En conclusión, que después de tanto imaginar que mi vida universitaria iba a ser algo así como un “desmadre a la alcalaína”, pues resulta que en todos mis años de estudios sólo estuve en dos fiestas de la Universidad. Un poco penoso, ¿verdad? Cierto que yo compaginaba la carrera ayudando a mi padre en un negocio familiar en el que principalmente se necesitaba mi presencia los viernes por la tarde, día elegido casi siempre para sus eventos festivos por todas las facultades.

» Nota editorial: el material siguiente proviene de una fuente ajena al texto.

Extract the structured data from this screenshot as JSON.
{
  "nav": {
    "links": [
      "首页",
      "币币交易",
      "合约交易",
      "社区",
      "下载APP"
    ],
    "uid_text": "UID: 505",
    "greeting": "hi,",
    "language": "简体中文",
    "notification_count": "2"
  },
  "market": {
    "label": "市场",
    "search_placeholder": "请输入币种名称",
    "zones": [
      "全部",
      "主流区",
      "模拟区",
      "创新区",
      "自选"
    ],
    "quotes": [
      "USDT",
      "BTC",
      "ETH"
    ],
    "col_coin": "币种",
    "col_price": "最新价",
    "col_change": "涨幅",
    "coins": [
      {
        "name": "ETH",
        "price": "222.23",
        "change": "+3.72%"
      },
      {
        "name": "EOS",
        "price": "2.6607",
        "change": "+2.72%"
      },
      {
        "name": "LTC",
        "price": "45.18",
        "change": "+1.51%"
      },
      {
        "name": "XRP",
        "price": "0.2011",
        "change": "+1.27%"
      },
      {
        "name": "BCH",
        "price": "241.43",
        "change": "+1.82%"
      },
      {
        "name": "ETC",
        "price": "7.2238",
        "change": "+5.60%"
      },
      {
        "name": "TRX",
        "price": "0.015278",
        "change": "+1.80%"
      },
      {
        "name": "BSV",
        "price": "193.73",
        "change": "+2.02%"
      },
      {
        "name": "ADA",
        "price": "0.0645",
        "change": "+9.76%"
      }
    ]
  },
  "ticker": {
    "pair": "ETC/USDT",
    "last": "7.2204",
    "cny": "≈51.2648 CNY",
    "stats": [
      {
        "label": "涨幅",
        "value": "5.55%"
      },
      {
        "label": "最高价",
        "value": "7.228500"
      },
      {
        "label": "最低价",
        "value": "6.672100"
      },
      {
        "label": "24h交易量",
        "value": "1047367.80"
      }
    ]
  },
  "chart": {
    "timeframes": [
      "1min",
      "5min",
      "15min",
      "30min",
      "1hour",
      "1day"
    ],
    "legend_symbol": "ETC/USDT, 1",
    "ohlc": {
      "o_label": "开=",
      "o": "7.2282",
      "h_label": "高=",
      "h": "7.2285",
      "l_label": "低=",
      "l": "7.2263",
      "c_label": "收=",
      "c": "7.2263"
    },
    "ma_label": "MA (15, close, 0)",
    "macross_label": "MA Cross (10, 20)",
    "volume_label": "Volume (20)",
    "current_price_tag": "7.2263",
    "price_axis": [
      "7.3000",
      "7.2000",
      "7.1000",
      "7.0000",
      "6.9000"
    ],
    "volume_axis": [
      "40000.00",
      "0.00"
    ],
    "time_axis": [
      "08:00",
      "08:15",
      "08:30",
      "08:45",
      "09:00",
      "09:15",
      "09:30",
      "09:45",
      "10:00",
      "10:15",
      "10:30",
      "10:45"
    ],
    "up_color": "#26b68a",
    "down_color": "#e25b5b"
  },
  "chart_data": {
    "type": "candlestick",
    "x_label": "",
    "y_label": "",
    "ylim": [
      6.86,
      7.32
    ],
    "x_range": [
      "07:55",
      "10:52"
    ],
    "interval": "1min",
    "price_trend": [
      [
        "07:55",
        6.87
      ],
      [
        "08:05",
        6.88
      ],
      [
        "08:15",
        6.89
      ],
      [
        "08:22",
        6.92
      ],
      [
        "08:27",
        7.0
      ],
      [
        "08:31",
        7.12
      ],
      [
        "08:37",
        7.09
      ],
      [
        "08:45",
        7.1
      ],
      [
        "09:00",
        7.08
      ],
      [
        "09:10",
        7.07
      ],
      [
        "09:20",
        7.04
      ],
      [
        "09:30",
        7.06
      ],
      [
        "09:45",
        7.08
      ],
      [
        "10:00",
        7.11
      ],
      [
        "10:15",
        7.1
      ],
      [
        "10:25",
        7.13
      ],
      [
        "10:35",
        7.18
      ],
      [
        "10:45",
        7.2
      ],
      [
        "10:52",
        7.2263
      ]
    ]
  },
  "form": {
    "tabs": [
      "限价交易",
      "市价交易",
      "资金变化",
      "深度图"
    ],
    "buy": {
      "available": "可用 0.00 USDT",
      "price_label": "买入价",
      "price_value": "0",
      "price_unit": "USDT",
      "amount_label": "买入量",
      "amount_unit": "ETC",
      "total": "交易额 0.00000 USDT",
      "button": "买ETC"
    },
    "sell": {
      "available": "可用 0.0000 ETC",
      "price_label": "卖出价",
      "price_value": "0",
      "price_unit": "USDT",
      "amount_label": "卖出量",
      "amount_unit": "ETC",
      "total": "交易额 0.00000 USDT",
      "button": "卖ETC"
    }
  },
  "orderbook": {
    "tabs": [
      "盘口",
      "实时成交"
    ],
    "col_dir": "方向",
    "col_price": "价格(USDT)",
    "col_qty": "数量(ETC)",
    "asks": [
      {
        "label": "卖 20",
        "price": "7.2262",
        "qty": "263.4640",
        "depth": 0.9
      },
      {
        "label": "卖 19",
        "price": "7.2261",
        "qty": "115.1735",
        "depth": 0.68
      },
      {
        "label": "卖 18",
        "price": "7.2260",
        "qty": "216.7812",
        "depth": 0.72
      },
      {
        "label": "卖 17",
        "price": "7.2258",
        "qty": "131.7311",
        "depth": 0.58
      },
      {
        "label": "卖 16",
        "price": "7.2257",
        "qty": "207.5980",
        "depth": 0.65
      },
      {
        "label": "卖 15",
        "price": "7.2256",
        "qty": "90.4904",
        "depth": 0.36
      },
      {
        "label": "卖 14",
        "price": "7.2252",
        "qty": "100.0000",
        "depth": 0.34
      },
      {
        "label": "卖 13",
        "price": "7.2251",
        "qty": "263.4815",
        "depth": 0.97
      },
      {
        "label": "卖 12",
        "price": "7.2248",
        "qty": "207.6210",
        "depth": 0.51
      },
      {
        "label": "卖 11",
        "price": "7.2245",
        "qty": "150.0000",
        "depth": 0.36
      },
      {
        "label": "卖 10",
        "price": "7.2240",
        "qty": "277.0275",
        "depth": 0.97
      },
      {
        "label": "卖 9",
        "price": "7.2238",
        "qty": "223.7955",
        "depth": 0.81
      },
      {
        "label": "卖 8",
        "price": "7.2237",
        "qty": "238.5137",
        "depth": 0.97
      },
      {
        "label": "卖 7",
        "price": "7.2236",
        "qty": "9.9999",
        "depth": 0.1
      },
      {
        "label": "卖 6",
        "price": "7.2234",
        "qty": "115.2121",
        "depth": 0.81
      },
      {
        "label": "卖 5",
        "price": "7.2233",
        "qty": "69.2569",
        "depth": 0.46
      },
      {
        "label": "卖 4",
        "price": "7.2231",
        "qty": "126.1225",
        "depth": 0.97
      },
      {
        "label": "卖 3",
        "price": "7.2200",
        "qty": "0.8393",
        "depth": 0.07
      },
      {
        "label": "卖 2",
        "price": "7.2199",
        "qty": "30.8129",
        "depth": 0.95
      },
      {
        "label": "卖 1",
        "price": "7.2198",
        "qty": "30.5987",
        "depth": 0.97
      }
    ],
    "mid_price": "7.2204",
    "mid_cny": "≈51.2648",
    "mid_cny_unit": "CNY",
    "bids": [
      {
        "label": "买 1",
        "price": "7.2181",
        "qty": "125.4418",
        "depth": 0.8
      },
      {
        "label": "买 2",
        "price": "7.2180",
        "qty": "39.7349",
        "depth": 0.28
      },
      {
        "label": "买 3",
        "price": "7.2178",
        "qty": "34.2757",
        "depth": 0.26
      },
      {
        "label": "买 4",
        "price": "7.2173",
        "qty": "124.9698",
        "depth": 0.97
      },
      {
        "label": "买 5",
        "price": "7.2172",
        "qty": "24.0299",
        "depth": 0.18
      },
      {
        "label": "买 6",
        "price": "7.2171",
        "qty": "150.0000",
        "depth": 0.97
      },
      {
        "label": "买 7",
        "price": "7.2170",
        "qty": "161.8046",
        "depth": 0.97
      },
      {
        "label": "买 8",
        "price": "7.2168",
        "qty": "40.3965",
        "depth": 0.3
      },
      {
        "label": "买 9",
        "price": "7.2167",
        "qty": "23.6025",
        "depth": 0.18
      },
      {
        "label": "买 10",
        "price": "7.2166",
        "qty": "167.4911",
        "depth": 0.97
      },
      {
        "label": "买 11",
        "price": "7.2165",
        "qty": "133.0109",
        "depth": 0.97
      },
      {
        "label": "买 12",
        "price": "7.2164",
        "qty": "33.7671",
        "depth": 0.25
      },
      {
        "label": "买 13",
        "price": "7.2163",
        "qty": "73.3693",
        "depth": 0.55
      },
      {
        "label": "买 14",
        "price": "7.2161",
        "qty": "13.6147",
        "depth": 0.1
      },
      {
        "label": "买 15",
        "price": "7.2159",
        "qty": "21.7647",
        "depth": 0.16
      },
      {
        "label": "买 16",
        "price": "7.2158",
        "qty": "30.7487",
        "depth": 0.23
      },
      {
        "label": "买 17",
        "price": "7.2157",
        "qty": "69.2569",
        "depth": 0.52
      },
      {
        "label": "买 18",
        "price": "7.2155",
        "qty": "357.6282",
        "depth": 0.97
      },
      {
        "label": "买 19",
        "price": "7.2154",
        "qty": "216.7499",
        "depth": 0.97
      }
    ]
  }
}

Pero ello no debería haber sido excusa para alguien que poseía la capacidad de recuperación que otorgan la juventud, la buena alimentación y la salud.

La primera de esas fiestas que contó con mi prestigiosa presencia fue la que organizamos en mi propia Facultad para sacar dinero para el viaje de tercero de carrera, conocido coloquialmente como viaje del ecuador. Como muchas de las fiestas que organizaban las facultades cuyos edificios no se encontraban en el campus sino en el centro de la ciudad, se celebró en la cafetería de la ciudad deportiva del Val. La ventaja es que la cafetería ponía camareros, bebida y comida que servían a cambio de tickets que nosotros vendíamos quedándonos con un porcentaje, con lo cual los organizadores teníamos libertad para disfrutar también de la fiesta. Las desventajas, que al ser un espacio municipal tampoco podías desmelenarte mucho, sobre todo estando presentes los responsables del local, y que por los mismos motivos la hora de cierre no se extendía nunca más allá de la una de la madrugada. En aquella ocasión tuvimos hasta música en directo, lo cual fue un magnífico aliciente para la fiesta, pero una enorme putada para mí, ya que como el grupo no disponía de equipo de sonido le alquilamos el que todavía teníamos los componentes de una recientemente extinta banda de pop-rock de la que formé parte. Así que mientras todos disfrutaban yo me pasé la tarde-noche montando, controlando y recogiendo toda la parafernalia musical. Una y no más.


hangaresCon la lección bien aprendida, a base de experiencia que no de estudio, acudí a mi segunda y última fiesta universitaria. Fecha, mes de octubre del año 92. Lugar, los hangares del campus de la Universidad de Alcalá. Hora, desde aproximadamente las 10 de la noche hasta una hora indeterminada cercana al amanecer. La Facultad de Medicina organizaba el que sin duda era el más famoso y esperado evento del año: la fiesta de su patrón San Lucas. Esta sí que sí. La gocé como Dios manda, sin pensar en hay un mañana. No paré un solo instante de bailar, cantar, reír, conocer gente y compartir litros de cerveza, en un lugar que era mítico por ser el epicentro de las más legendarias e inolvidables juergas de estudiantes. Sin duda una noche para el recuerdo.

Y ya no hubo más. En realidad más que suficiente. Porque aunque sé que los desmadres, jolgorios y excesos de los estudiantes son una parte más de todo aquello que conforma la esencia de Alcalá, como ciudad universitaria que es, no creo que esto sea lo que la hace diferente a otras ciudades con Universidad que incluso pueden presumir de ser más famosas en este aspecto.

De todas formas, cuando paso en coche por la A-2 y veo a lo lejos los restos cada día más desolados, ruinosos y abandonados de los hangares del campus sonrío para mis adentros recordando aquella noche que ninguno de los que la vivimos quería que acabara, pero sobre todo esa otra tarde en la que tres niñas compañeras de colegio, mi hija y las de unos más que buenos amigos, ataviadas con sus níveos vestidos de comunión, posaron entre risas y juegos bajo unas ruinas sitiadas por la hierba y las margaritas para una sesión de fotos convertida en prueba irrefutable del paso del tiempo.